DETROIT (AP) — Shareholders of Tesla voted on Thursday to reinstate CEO Elon Musk’s $44.9 billion pay package, which was previously invalidated by a Delaware judge earlier this year.
The exact vote totals were not immediately announced. Even with the favorable vote, it does not guarantee that CEO Musk will receive the all-stock compensation in the near future. The package is expected to be held up in the Delaware Chancery Court for several months as Tesla appeals the initial rejection.
In a ruling back in January, the court determined that Musk had significant control over the Tesla board when the package was approved in 2018. Additionally, it concluded that shareholders who approved the package were not fully informed about it at the time.
Although Tesla has stated that it plans to appeal the ruling, they requested shareholders to reapprove the package during the company’s annual meeting in Austin, Texas.
THIS IS A BREAKING NEWS UPDATE. AP’s earlier story follows below.
At Tesla’s annual meeting, shareholders are making decisions about the future of the electric vehicle company, including a vote on whether to reinstate CEO Elon Musk’s substantial pay package, which was previously rejected by a Delaware judge.
Following a regulatory filing by Tesla, the company’s stock prices rose on Thursday, indicating that stockholders were likely to approve Musk’s $44.9 billion compensation package by a considerable margin.
The filing, submitted to the U.S. Securities and Exchange Commission, included Musk’s own social media posts from X, his platform, showing charts suggesting strong shareholder support for his compensation package and a proposal to relocate Tesla’s legal headquarters from Delaware to Texas.
The vote follows a decision by a Delaware judge in January to invalidate the pay package. Judge Kathaleen St.
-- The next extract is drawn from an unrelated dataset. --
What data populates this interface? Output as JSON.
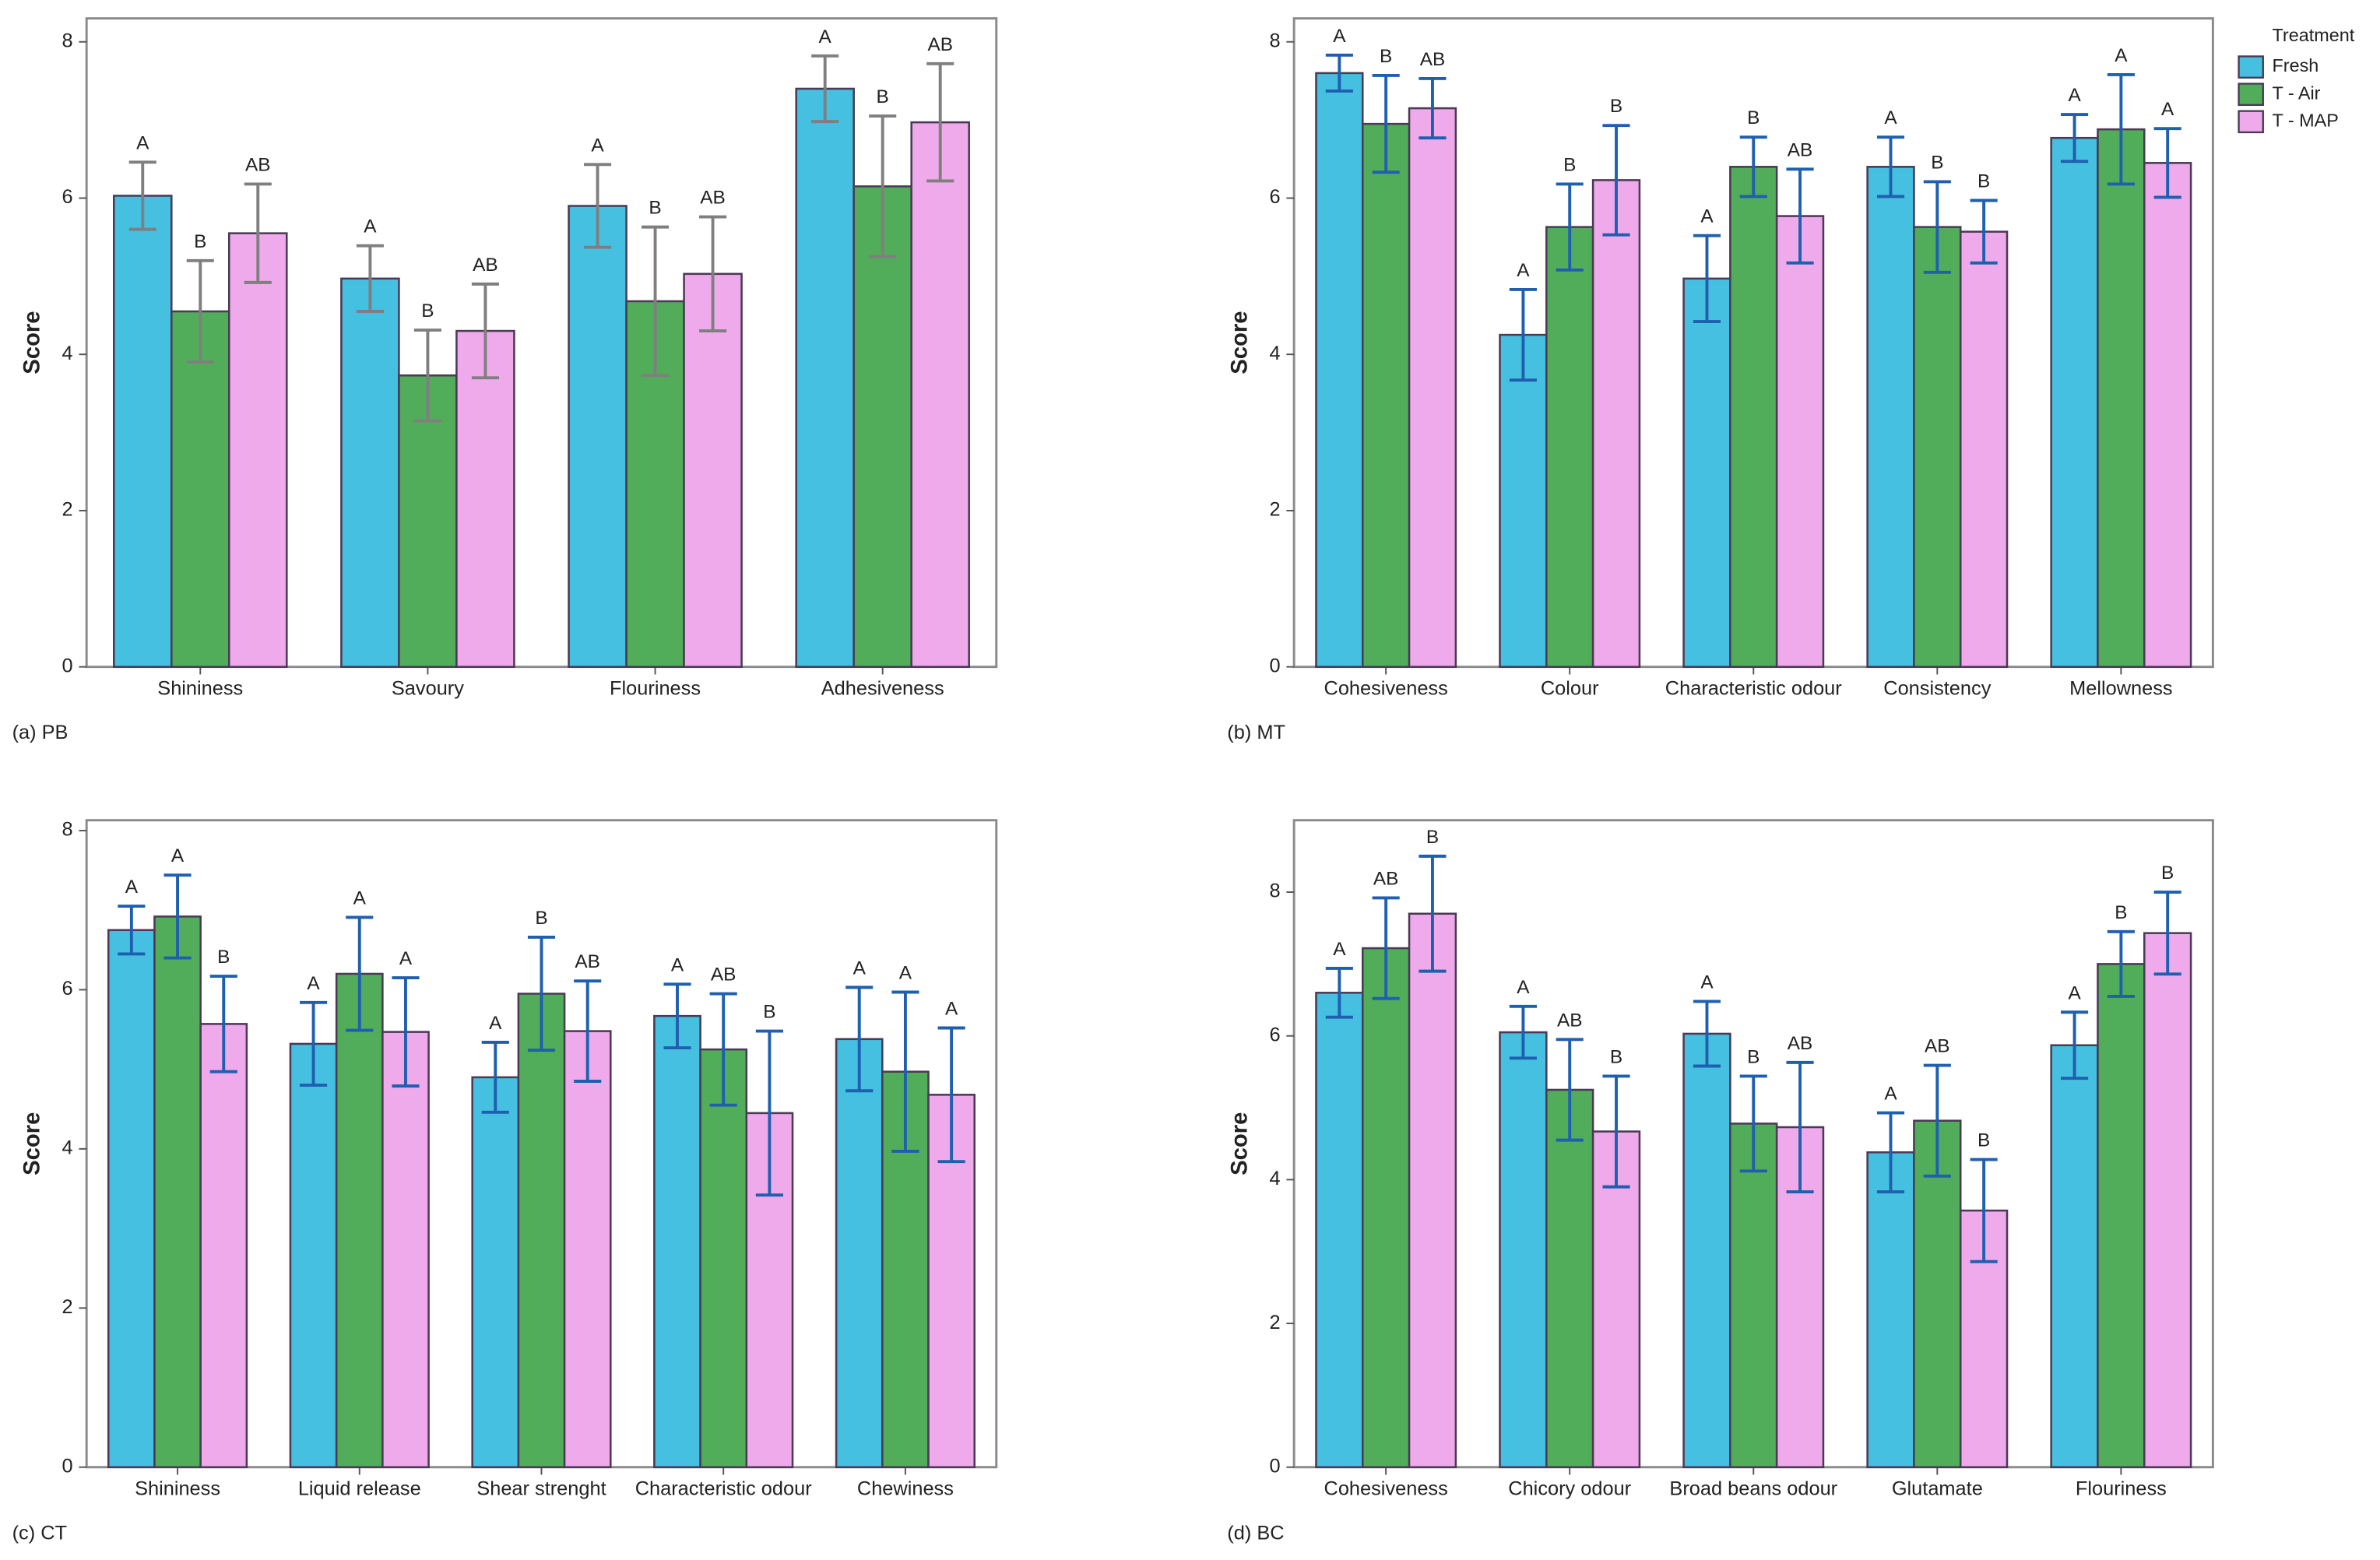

Jude McCormick found that Tesla had misled shareholders when the all-stock compensation was originally approved in 2018, ruling that Musk is not entitled to the significant package, which was valued at nearly $56 billion before a drop in stock value earlier this year.
The release of vote totals while the ballot is still open could lead to issues for Tesla, which may explain why the company made the filing with the SEC for further investigation.
Shareholders still have the opportunity to cast their votes online and in person at the annual meeting in Austin, where they also have the option to change their initial votes.
Charles Elson, a retired professor specializing in corporate governance, noted that sharing vote totals before balloting ends is highly uncommon and could influence the outcome of the vote.
Legal expert Erik Gordon mentioned potential legal scrutiny arising from Musk’s social media posts and emphasized the importance of accuracy in such statements to avoid any securities law violations.
As of market close on Thursday, Tesla’s stock prices were up by nearly 3% at $182.47, although they are down about 25% for the year.
If Musk’s pay package is approved, it would solidify his position at Tesla, the leading electric vehicle company. However, any rejection could lead to consequences such as shifting AI research to other companies or even Musk stepping away from Tesla.
Amid uncertainties, Musk has continued to push for his pay package and has expressed intentions to pursue AI development elsewhere if his demands are not met. Nevertheless, early indications suggest that shareholders also support relocating Tesla’s legal headquarters to Texas, a move intended to avoid Delaware court oversight and the prior ruling by Judge McCormick.
Several institutional investors have opposed the substantial payout, citing various concerns such as falling sales, price fluctuations, and declining stock value. Despite this, Tesla’s top five institutional shareholders did not disclose their voting intentions or declined to comment, collectively holding about 17% of the votes.
One vocal opponent of Musk’s pay package is California’s State Teachers Retirement System, which criticized the size of the award and its dilutive effect on shareholders’ interests. Additionally, shareholder advisory firms ISS and Glass Lewis have recommended voting against the package.
Tesla and Musk have engaged in an extensive lobbying effort to garner support for the pay package, utilizing social media, television appearances, and SEC filings to convey their arguments to shareholders.
In a letter to shareholders, Tesla Chairwoman Robyn Denholm highlighted the significance of Musk’s contributions to the company and its stockholder value, urging approval of the package that was initially backed by 73% of shareholders six years ago.
If Tesla proceeds with relocating its legal headquarters to Texas prior to finalizing the vote on Musk’s pay package and manages to secure approval, the impact of the Delaware court ruling could potentially be mitigated. The package reapproval could then occur under Texas jurisdiction.
Legal experts anticipate Tesla’s appeal of Judge McCormick’s ruling to the Delaware Supreme Court for further review and resolution of the ongoing compensation dispute.